La madre è gay, espulsa da scuola


La madre convive da 22 anni con una partner con cui cresce altre 2 figlie.
Una ragazza di 14 anni è stata allontanata da un istituto cristiano in California.
«La famiglia non rispetta le nostre politiche»

LOS ANGELES – Shay ha due mamme. La prima è la madre biologica, che l’ha partorita 14 anni fa, l’altra è la compagna con cui la donna ha una relazione da ben 22 anni. Ma avere due lesbiche come genitori è costato alla ragazza l’espulsione dalla scuola cristiana che frequentava. Il comportamento della madre, secondo il preside, non è in linea con le politiche e con la morale dell’istituto.

E’ successo ad Ontario, in California, alla Ontario Christian High School, istituto fondato nel 1944 da una dozzina di famiglie aderenti alla chiesa cristiana riformata che per le prime lezioni hanno avuto a disposizione un garage per automobili. Da allora di strada ne è stata percorsa parecchia e oggi la scuola, il cui motto è «Noi cresciamo i leader cristiani», è frequentata da circa mille studenti. Shay Clark, iscritta al primo anno della high school (l’istituto comprende anche una scuola materna e le equivalenti delle nostre scuole elementari e medie) e componente delle cheerleaders che sostengono le squadre sportive della scuola impegnate nei tornei studenteschi è stata allontanata dalla scuola dopo che un richiamo per il comportamento della ragazza, «colpevole» assieme ad una compagna di squadra di avere parlato con il pubblico durante una partita di football in cui era impegnata come supporter, ha fatto venire alla luce l’omosessualità  della madre, Tina Clark.

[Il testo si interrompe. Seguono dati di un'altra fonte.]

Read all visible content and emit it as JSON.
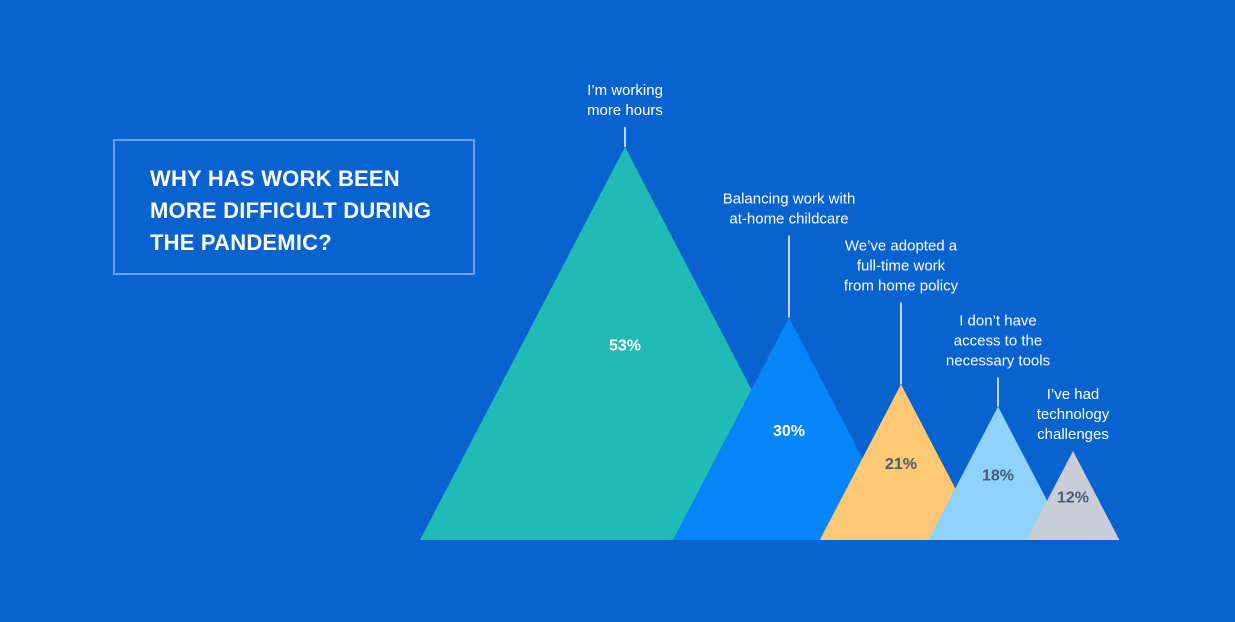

Ed è a lei che è arrivata la lettera del preside Leonard Stob che annunciava l’espulsione della ragazza: «La vostra famiglia – si legge in un brano della missiva, riportato dal Los Angeles Times – non è in linea con le nostre politiche di ammissione». Politiche, ha precisato Stob, che prevedono che i genitori non siano coinvolti in pratiche «immorali o incompatibili con lo stile di via cristiano come ad esempio la convivenza senza matrimonio o all’interno di una relazione omosessuale».

La donna è stata invitata a presentarsi a scuola per raccogliere tutte le cose della figlia e a liberare armadietti e altre proprietà  dell’istituto. A Tina – che da 22 anni convive con Mitzi Gray, con la quale cresce altre due figlie di 9 e 19 anni – è stato anche inviato un assegno di 3.415 dollari, pari alla retta pagata per metà  dell’anno scolastico.
Tina e Shay hanno deciso di non ricorrere contro la decisione dell’istituto – che nella home page del suo sito Internet pubblica ogni giorno un verso tratto dalla Bibbia (e lo rende disponibile anche in versione audio) e che fa del trinomio chiesa-scuola-famiglia il punto di forza dei propri programmi educativi – e dalla prossima settimana la ragazza inizierà  a frequentare una scuola pubblica.

Bisogna “arrendersi” al fatto che i tempi sono cambiati e siamo sempre più lontani da quella che è la classica famiglia composta da padre, madre e pargoletti. Oggi, tutti reclamano i propri diritti di persone, motivo per cui, sono di normale amministrazione i nuclei composti da mamma con figlio, papà  con figlio, due mamme con figlio, sino al paradosso della famiglia Beatie, dove ad avere un bimbo nella pancia è il marito!